Jing’an Temple (The Temple of Tranquility)
Jing’an Temple is a Buddhist temple first built in 247 A.D. During the Cultural Revolution, the temple was turned into a factory for plastics but was renovated back into a temple in 1983. It’s located on one of Shanghai’s busiest thoroughfares, West Nanjing Road, bookended by an Old Navy store on one side and Kenzo and Burberry on the other. I had passed it a few times on the way in and out of my hotel and finally decided to walk the two blocks there and check it out. I had no idea I’d spent more than hour walking the grounds, watching the monks singing and the worshipers performing rituals by the fire pit in the courtyard.

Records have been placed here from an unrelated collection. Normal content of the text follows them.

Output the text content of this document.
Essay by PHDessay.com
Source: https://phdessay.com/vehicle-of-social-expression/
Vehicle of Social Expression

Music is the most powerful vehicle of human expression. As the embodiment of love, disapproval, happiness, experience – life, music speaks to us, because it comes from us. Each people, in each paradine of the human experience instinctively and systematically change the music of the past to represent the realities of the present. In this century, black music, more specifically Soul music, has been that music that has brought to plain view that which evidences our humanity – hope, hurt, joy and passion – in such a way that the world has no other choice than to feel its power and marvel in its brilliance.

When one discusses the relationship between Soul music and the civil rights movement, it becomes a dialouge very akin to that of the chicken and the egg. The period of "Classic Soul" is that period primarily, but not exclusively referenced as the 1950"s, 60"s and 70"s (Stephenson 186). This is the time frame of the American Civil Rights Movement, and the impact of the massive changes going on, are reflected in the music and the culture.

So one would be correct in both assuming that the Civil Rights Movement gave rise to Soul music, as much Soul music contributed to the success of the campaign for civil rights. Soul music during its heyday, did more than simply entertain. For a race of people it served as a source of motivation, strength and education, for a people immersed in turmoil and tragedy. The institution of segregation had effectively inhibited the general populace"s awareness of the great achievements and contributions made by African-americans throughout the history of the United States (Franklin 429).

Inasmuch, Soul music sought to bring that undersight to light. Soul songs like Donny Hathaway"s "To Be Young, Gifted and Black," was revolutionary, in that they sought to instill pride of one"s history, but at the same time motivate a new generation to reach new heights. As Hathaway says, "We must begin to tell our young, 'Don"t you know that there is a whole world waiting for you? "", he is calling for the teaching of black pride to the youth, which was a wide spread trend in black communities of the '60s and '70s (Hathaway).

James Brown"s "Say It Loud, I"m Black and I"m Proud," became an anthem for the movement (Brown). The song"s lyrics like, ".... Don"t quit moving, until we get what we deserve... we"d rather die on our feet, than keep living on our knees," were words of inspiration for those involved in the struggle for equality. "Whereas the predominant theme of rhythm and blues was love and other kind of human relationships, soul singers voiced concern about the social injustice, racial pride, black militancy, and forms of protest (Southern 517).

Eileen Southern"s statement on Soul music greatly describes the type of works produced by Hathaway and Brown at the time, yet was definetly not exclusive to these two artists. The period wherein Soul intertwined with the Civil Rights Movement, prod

Fuxing Park in the French Concession
This private garden was converted into a Parisian-style park in 1908. Strolling along its paths was a much-needed respite from the hustle and bustle of the city. It has a neighborhoody feel with old people sitting on benches, chatting or staring into space. I didn’t see a single tourist.
China Art Museum
I had to see this museum not so much for the art (although there is some interesting Modern Chinese Art) as much as for the architecture. It’s housed in the former China Pavilion of Expo 2010. I love the upside down pyramid structure, which in some ways resembles the Guggenheim Museum in New York. The ramp inside spirals along the outside walls and the windows offer a beautiful view of the Pudong skyline (hard to capture in a photo especially in such poor air quality).
I was very worried about eating in China given my diet (I can’t eat any starch because of an autoimmune disease I’m suffering from). It’s very similar to the Paleo diet; I can’t eat any gluten, rice, potatoes, or soy sauce. But I found plenty of options in Shanghai, mostly Western restaurants but also some Chinese. They were all outstanding but my favorite was Mercado in the Bund. The food was delicious; the interior was tastefully done; and the view of the Pudong Skyline across the river was stunning.
MY FAVORITE EXPERIENCE
No matter how much you research your travel destination, how much you know about it before landing there, the best experiences often are the ones you haven’t planned for. On my first day, while walking the streets of the Old City, I befriended two girls who were visiting from Beijing. They were on their way to a tea ceremony in an out-of-the-way mall in the Old City. I joined them and didn’t regret it for a minute. The young girl who performed the tea ceremony wore a traditional dress and explained the different teas and rituals—like rubbing the back of a porcelain frog for good luck—while my new friends translated for me.
But it wasn’t just the tea ceremony—which was wonderful and I wouldn’t have known to look for it—that made the experience unforgettable. It was the company of the two Chinese girls, the excitement that I was doing something that locals did, the feeling of an adventure brought on by the spur-of-the-moment decision to abandon my itinerary and explore the unknown.